Pascual-Leone theorizes areas of the brain such as the “visual” and “auditory” cortexes do not only process one sense. Rather, they are operators that decode abstract information about spatial relationships, movement, and shapes, which can be detected by any of the five senses. Thus, when people learn new skills by blocking the usual channels, they increase their brain’s processing power and its ability to use other senses. Doidge concludes by refuting philosopher René Descartes’s body-mind dualism: Pascual-Leone’s research proves even “immaterial” thoughts can leave material changes on the plastic brain.
Chapters 5-8 analyze how a better understanding of neuroplasticity can treat certain psychological and physical conditions, and how neuroplasticity itself can sometimes cause undesirable conditions—playing with the idea of Neuroplasticity and Rigidity. Chapters 5-6 introduce extreme cases that prove the plastic brain is malleable as long as it is given proper exercise. Chapter 5 is notable for using the work of neurologist Edward Taub to illustrate how stroke patients with paralysis can regain use of their limbs if they restrict their unaffected limbs. Taub’s discoveries in rehabilitation can be explained with a theory of competition, which Doidge calls the “use it or lose it” principle. This theory paints the brain as a system with limited resources. When a limb ceases working, the brain enters a period of shock and then begins assigning a different function to the area that has been freed of its previous task. Unless the patient actively forces the brain to relearn moving the limb after the initial shock, the plastic brain will prefer processing other easier tasks. However, because the brain is ultimately malleable, patients who have long been paralyzed, with time and effort, can teach their brains to process the weak signals coming from their paralyzed limbs. Over time, synaptic connections become stronger and the limbs can move again. Chapter 6 discusses this same theme of intentionally rewiring the brain, but in the context of a psychological condition (specifically, OCD).
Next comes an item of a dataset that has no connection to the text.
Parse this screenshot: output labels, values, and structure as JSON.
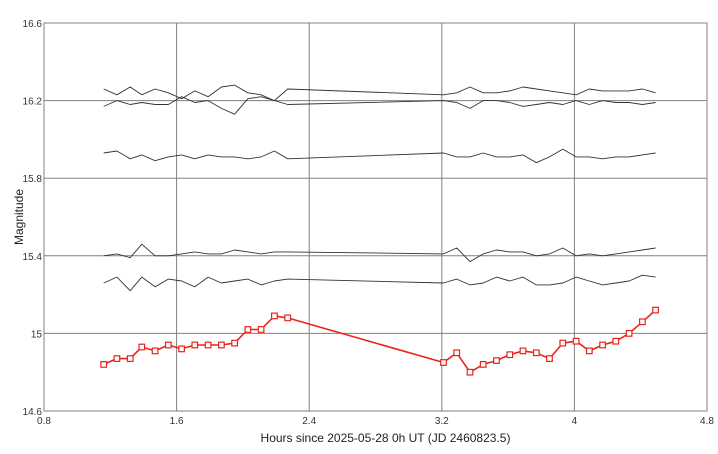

Chapters 7-8 delve into how the plastic brain can also become the root cause of people’s woes. They point out the adaptable brain will continuously learn to operate more efficiently, and neurons that fire in tandem will see their connections strengthened, but this, in turn, means that once a routine has been established, it becomes both physiologically and psychologically difficult to break. Chapter 7 uses phantom pain to illustrate how some undesirable conditions can be “imagined.” Whenever the brain suddenly ceases receiving signals from a severed limb, it produces pain to alert the body of this danger. Thus, phantom pains are the result of “crossed wires” in the brain and therefore do not originate from the limb itself. However, Chapter 8 shows how imagination can instead treat otherwise untreatable psychological conditions (specifically, with devices like a mirror box). Overall, Chapters 5-8 explore how neuroplasticity can both cause and alleviate suffering.